Pensando várias vezes antes de abraçar qualquer novo projeto, o cineasta decidiu em 98 partir para uma empreitada de arrojo. A um custo orçamentário total de 19 milhões e duzentos mil dólares, o maior da modesta história financeira do cinema italiano, Tornatore foi em busca de uma epopéia singular. Na verdade, uma história inacreditável, nascida da cabeça de um dramaturgo. Antes de ser transformado em grande espetáculo, ‘‘A Lenda do Pianista do Mar’’ (veja a programação de cinema nesta página) era apenas um monólogo teatral intitulado ‘‘Novecento’’, escrito por um certo Alessandro Baricco. Vendo o filme, é possível compreender porque Tornatore se sentiu atraído e tocado pelo lirismo que brota de um inapatado social, um gênio que vive em reclusão dentro de um navio entre dois continentes sem nunca tocar a terra.
Para interpretar o personagem ‘‘1900’’, foi escalado alguém também meio errante, o inglês Tim Roth. O ator de ‘‘Cães de Aluguel’’ confere ao personagem-pianista um tom quase angelical, quando não surrealista, acentuado por um olhar vago e uma emoção sempre contida. Há alguns ótimos momentos, como o esplêndido duelo entre o rei do jazz e a performance do pianista.
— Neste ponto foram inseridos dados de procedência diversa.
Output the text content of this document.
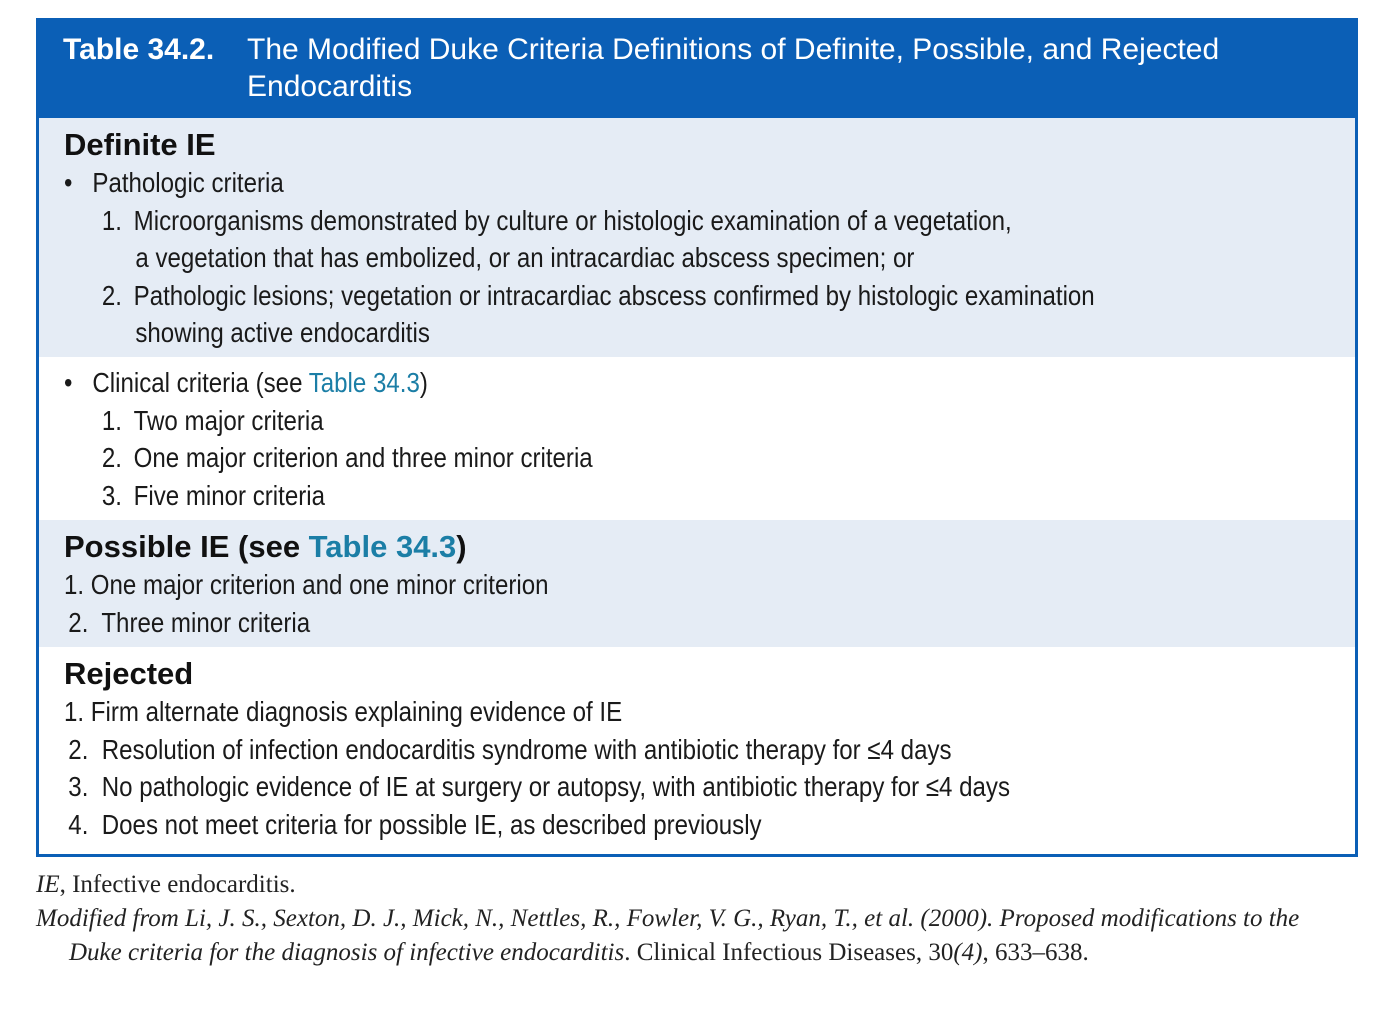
Table 34.2.	The Modified Duke Criteria Definitions of Definite, Possible, and Rejected Endocarditis
Definite IE
• Pathologic criteria
1. Microorganisms demonstrated by culture or histologic examination of a vegetation,
a vegetation that has embolized, or an intracardiac abscess specimen; or
2. Pathologic lesions; vegetation or intracardiac abscess confirmed by histologic examination
showing active endocarditis
• Clinical criteria (see Table 34.3)
1. Two major criteria
2. One major criterion and three minor criteria
3. Five minor criteria
Possible IE (see Table 34.3)
1. One major criterion and one minor criterion
2. Three minor criteria
Rejected
1. Firm alternate diagnosis explaining evidence of IE
2. Resolution of infection endocarditis syndrome with antibiotic therapy for ≤4 days
3. No pathologic evidence of IE at surgery or autopsy, with antibiotic therapy for ≤4 days
4. Does not meet criteria for possible IE, as described previously
IE, Infective endocarditis.
Modified from Li, J. S., Sexton, D. J., Mick, N., Nettles, R., Fowler, V. G., Ryan, T., et al. (2000). Proposed modifications to the Duke criteria for the diagnosis of infective endocarditis. Clinical Infectious Diseases, 30(4), 633–638.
O que fica um pouco difícil de compreender são os motivos que levaram Tornatore a ralentar o curso da ação, abusando de idas e vindas entre a reclusa vida de ‘‘1900’’ no oceano e as erraticas andanças em terra do amigo e trumpetista favorito. E fazendo justiça a sua pouco defensável marca registrada, o cineasta de novo carrega a mão nas lágrimas do epílogo. Mas nada tão comprometedor que retire a validade desta poema musical trans-oceânico.